The diagnosis remains challenging; congenital lateral neck cystic lesions, such as cystic hygroma, cystic teratoma, epidermoid cyst, and lymphangioma, may be considered in the preliminary differential diagnosis. These lesions often present as painless, soft, compressible, non-tender transluminal masses. The presentation can sometimes be related to complications such as respiratory distress, feeding difficulty, and lesion infection. Histology remains the only tool to differentiate between these lesions and provide a final diagnosis [43, 44].

Dermoid cysts are common in infants and adults. The mean age of the cases reported in the last decade was 27.63 years ranging from 0 to 75 years. Pryor et al. reported the mean age at presentation was 39 months [2]. Additionally, Choi et al. enrolled 62 patients with dermoid cysts; almost half of them were older than six [4]. In this case, the diagnosis was made at birth, and the reason may be the huge size and its location; we think the age of the diagnosis may depend on the lesion's location and size. Therefore, small dermoid cysts in a hidden location may not be visible at birth or may be neglected by parents. This can explain why many childhood or adult cases are diagnosed after the lesion grows and may become symptomatic.

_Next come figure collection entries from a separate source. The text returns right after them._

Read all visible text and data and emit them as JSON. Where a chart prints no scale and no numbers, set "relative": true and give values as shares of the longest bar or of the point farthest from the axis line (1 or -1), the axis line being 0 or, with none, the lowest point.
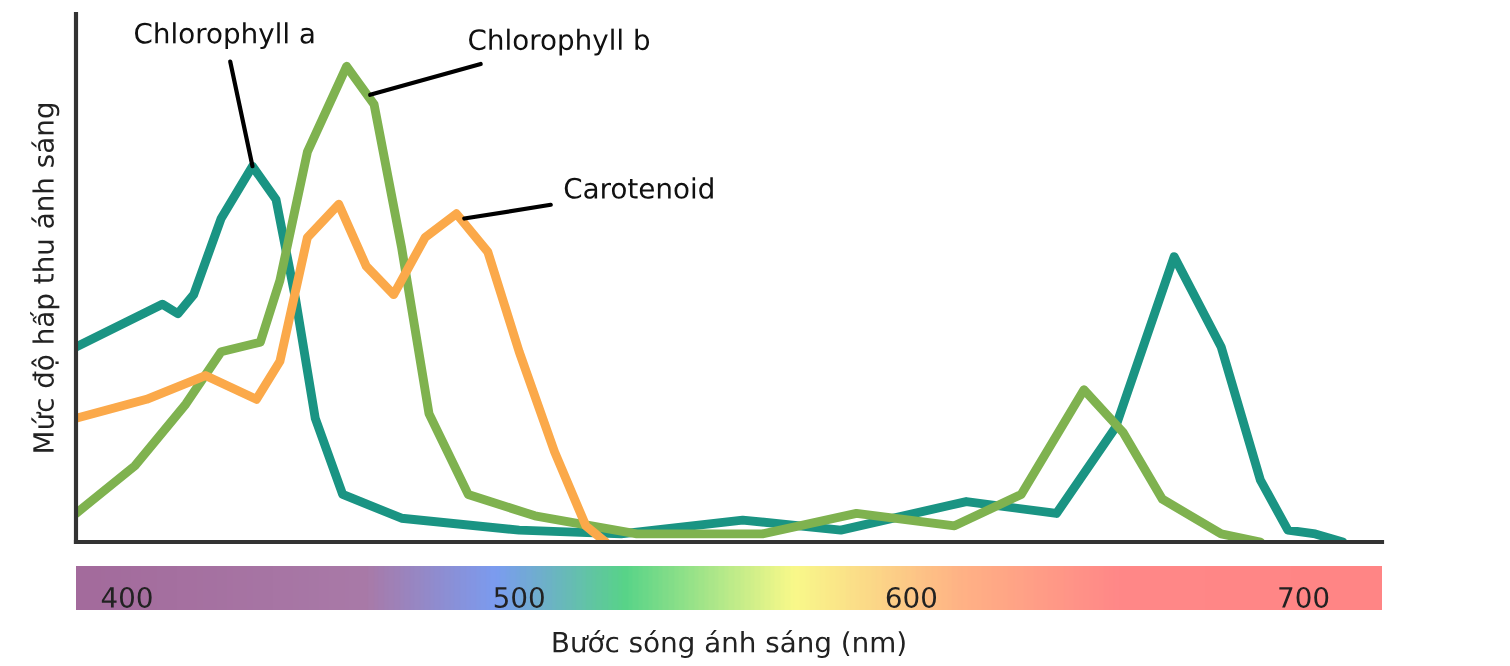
{
  "chart_data": {
    "type": "line",
    "relative": true,
    "xlabel": "Bước sóng ánh sáng (nm)",
    "ylabel": "Mức độ hấp thu ánh sáng",
    "xlim": [
      387,
      720
    ],
    "xticks": [
      400,
      500,
      600,
      700
    ],
    "grid": false,
    "legend": false,
    "marker": "none",
    "line_style": "solid",
    "series": [
      {
        "color": "#1a9483",
        "x": [
          387,
          409,
          413,
          417,
          424,
          432,
          438,
          443,
          448,
          455,
          470,
          500,
          526,
          557,
          582,
          614,
          637,
          652,
          667,
          679,
          689,
          696,
          703,
          710
        ],
        "values": [
          0.41,
          0.5,
          0.48,
          0.52,
          0.68,
          0.79,
          0.72,
          0.51,
          0.26,
          0.1,
          0.05,
          0.025,
          0.017,
          0.046,
          0.025,
          0.085,
          0.06,
          0.24,
          0.6,
          0.41,
          0.13,
          0.025,
          0.017,
          0
        ]
      },
      {
        "color": "#7fb24f",
        "x": [
          387,
          402,
          415,
          424,
          434,
          439,
          446,
          456,
          463,
          470,
          477,
          487,
          504,
          530,
          562,
          586,
          611,
          628,
          644,
          654,
          664,
          679,
          689
        ],
        "values": [
          0.06,
          0.16,
          0.29,
          0.4,
          0.42,
          0.55,
          0.82,
          1.0,
          0.92,
          0.62,
          0.27,
          0.1,
          0.055,
          0.017,
          0.017,
          0.06,
          0.034,
          0.1,
          0.32,
          0.23,
          0.09,
          0.017,
          0
        ]
      },
      {
        "color": "#fba94a",
        "x": [
          387,
          405,
          420,
          433,
          439,
          446,
          454,
          461,
          468,
          476,
          484,
          492,
          500,
          509,
          517,
          522
        ],
        "values": [
          0.26,
          0.3,
          0.35,
          0.3,
          0.38,
          0.64,
          0.71,
          0.58,
          0.52,
          0.64,
          0.69,
          0.61,
          0.4,
          0.19,
          0.034,
          0
        ]
      }
    ],
    "annotations": [
      {
        "text": "Chlorophyll a",
        "x": 432,
        "y": 0.79
      },
      {
        "text": "Chlorophyll b",
        "x": 462,
        "y": 0.94
      },
      {
        "text": "Carotenoid",
        "x": 486,
        "y": 0.68
      }
    ]
  }
}
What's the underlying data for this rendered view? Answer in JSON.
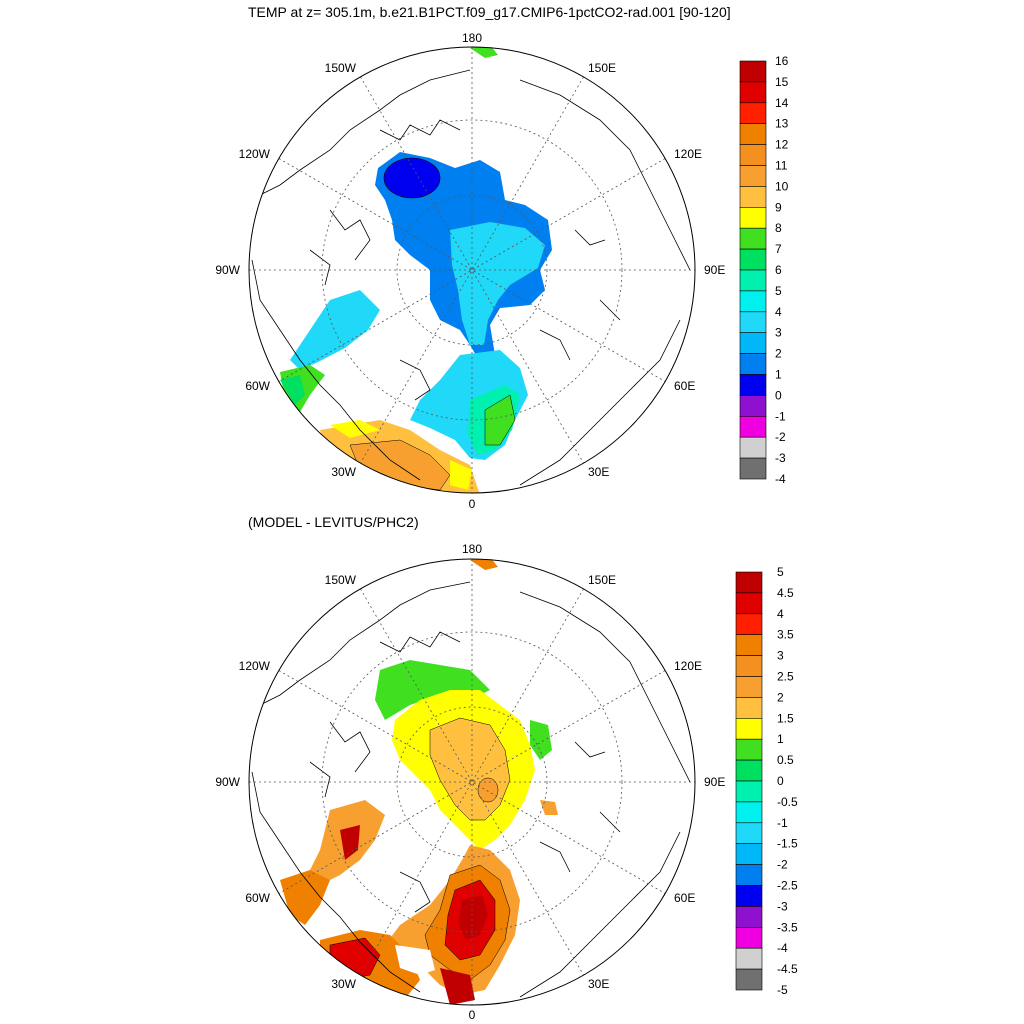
{
  "panels": [
    {
      "title": "TEMP at z= 305.1m, b.e21.B1PCT.f09_g17.CMIP6-1pctCO2-rad.001 [90-120]",
      "lon_labels": [
        "180",
        "150E",
        "120E",
        "90E",
        "60E",
        "30E",
        "0",
        "30W",
        "60W",
        "90W",
        "120W",
        "150W"
      ],
      "colorbar": {
        "labels": [
          "16",
          "15",
          "14",
          "13",
          "12",
          "11",
          "10",
          "9",
          "8",
          "7",
          "6",
          "5",
          "4",
          "3",
          "2",
          "1",
          "0",
          "-1",
          "-2",
          "-3",
          "-4"
        ],
        "colors": [
          "#c00000",
          "#e00000",
          "#ff2000",
          "#f08000",
          "#f39020",
          "#f7a030",
          "#ffc040",
          "#ffff00",
          "#40e020",
          "#00e060",
          "#00f0b0",
          "#00f0f0",
          "#20d8f8",
          "#00b8f8",
          "#0080f0",
          "#0000f0",
          "#9010d0",
          "#f000e0",
          "#d0d0d0",
          "#707070"
        ]
      }
    },
    {
      "title": "(MODEL - LEVITUS/PHC2)",
      "lon_labels": [
        "180",
        "150E",
        "120E",
        "90E",
        "60E",
        "30E",
        "0",
        "30W",
        "60W",
        "90W",
        "120W",
        "150W"
      ],
      "colorbar": {
        "labels": [
          "5",
          "4.5",
          "4",
          "3.5",
          "3",
          "2.5",
          "2",
          "1.5",
          "1",
          "0.5",
          "0",
          "-0.5",
          "-1",
          "-1.5",
          "-2",
          "-2.5",
          "-3",
          "-3.5",
          "-4",
          "-4.5",
          "-5"
        ],
        "colors": [
          "#c00000",
          "#e00000",
          "#ff2000",
          "#f08000",
          "#f39020",
          "#f7a030",
          "#ffc040",
          "#ffff00",
          "#40e020",
          "#00e060",
          "#00f0b0",
          "#00f0f0",
          "#20d8f8",
          "#00b8f8",
          "#0080f0",
          "#0000f0",
          "#9010d0",
          "#f000e0",
          "#d0d0d0",
          "#707070"
        ]
      }
    }
  ]
}
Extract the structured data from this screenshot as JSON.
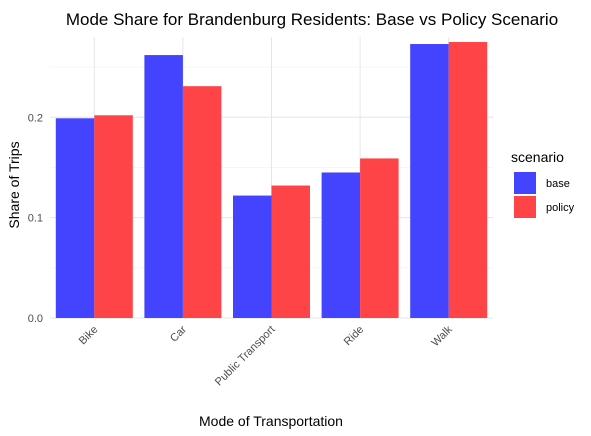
{
  "chart_data": {
    "type": "bar",
    "title": "Mode Share for Brandenburg Residents: Base vs Policy Scenario",
    "xlabel": "Mode of Transportation",
    "ylabel": "Share of Trips",
    "categories": [
      "Bike",
      "Car",
      "Public Transport",
      "Ride",
      "Walk"
    ],
    "series": [
      {
        "name": "base",
        "color": "#4444ff",
        "values": [
          0.199,
          0.262,
          0.122,
          0.145,
          0.273
        ]
      },
      {
        "name": "policy",
        "color": "#ff4447",
        "values": [
          0.202,
          0.231,
          0.132,
          0.159,
          0.275
        ]
      }
    ],
    "ylim": [
      0,
      0.28
    ],
    "yticks": [
      0.0,
      0.1,
      0.2
    ],
    "ytick_labels": [
      "0.0",
      "0.1",
      "0.2"
    ],
    "legend": {
      "title": "scenario",
      "position": "right"
    },
    "grid": true
  }
}
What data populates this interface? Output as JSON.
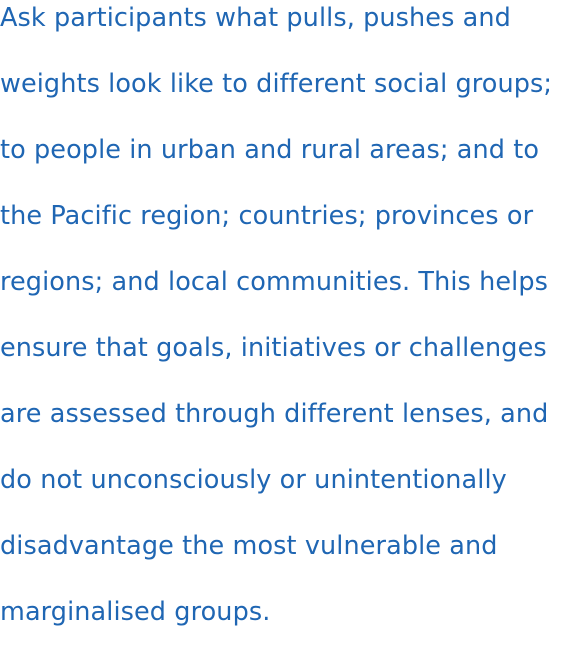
{
  "text_color": "#1f66b3",
  "paragraph": {
    "lines": [
      "Ask participants what pulls, pushes and",
      "weights look like to different social groups;",
      "to people in urban and rural areas; and to",
      "the Pacific region; countries; provinces or",
      "regions; and local communities. This helps",
      "ensure that goals, initiatives or challenges",
      "are assessed through different lenses, and",
      "do not unconsciously or unintentionally",
      "disadvantage the most vulnerable and",
      "marginalised groups."
    ]
  }
}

Overall, the prognosis for these lesions was good when complete surgical resection was achieved. Many authors reported no recurrence in their series, and the patients recovered very well [10, 15, 31].

Conclusion

Dermoid cysts are unusual neoplasms with rare diagnoses at birth, but often in childhood. Concomitant implantation locations on the shoulder, neck, temporal, and occipital scalps are rare. In this case, it would be wise to roll out intracranial and intravertebral canal extensions by imaging prior to the removal attempt. The prognosis was good with no recurrence after complete resection.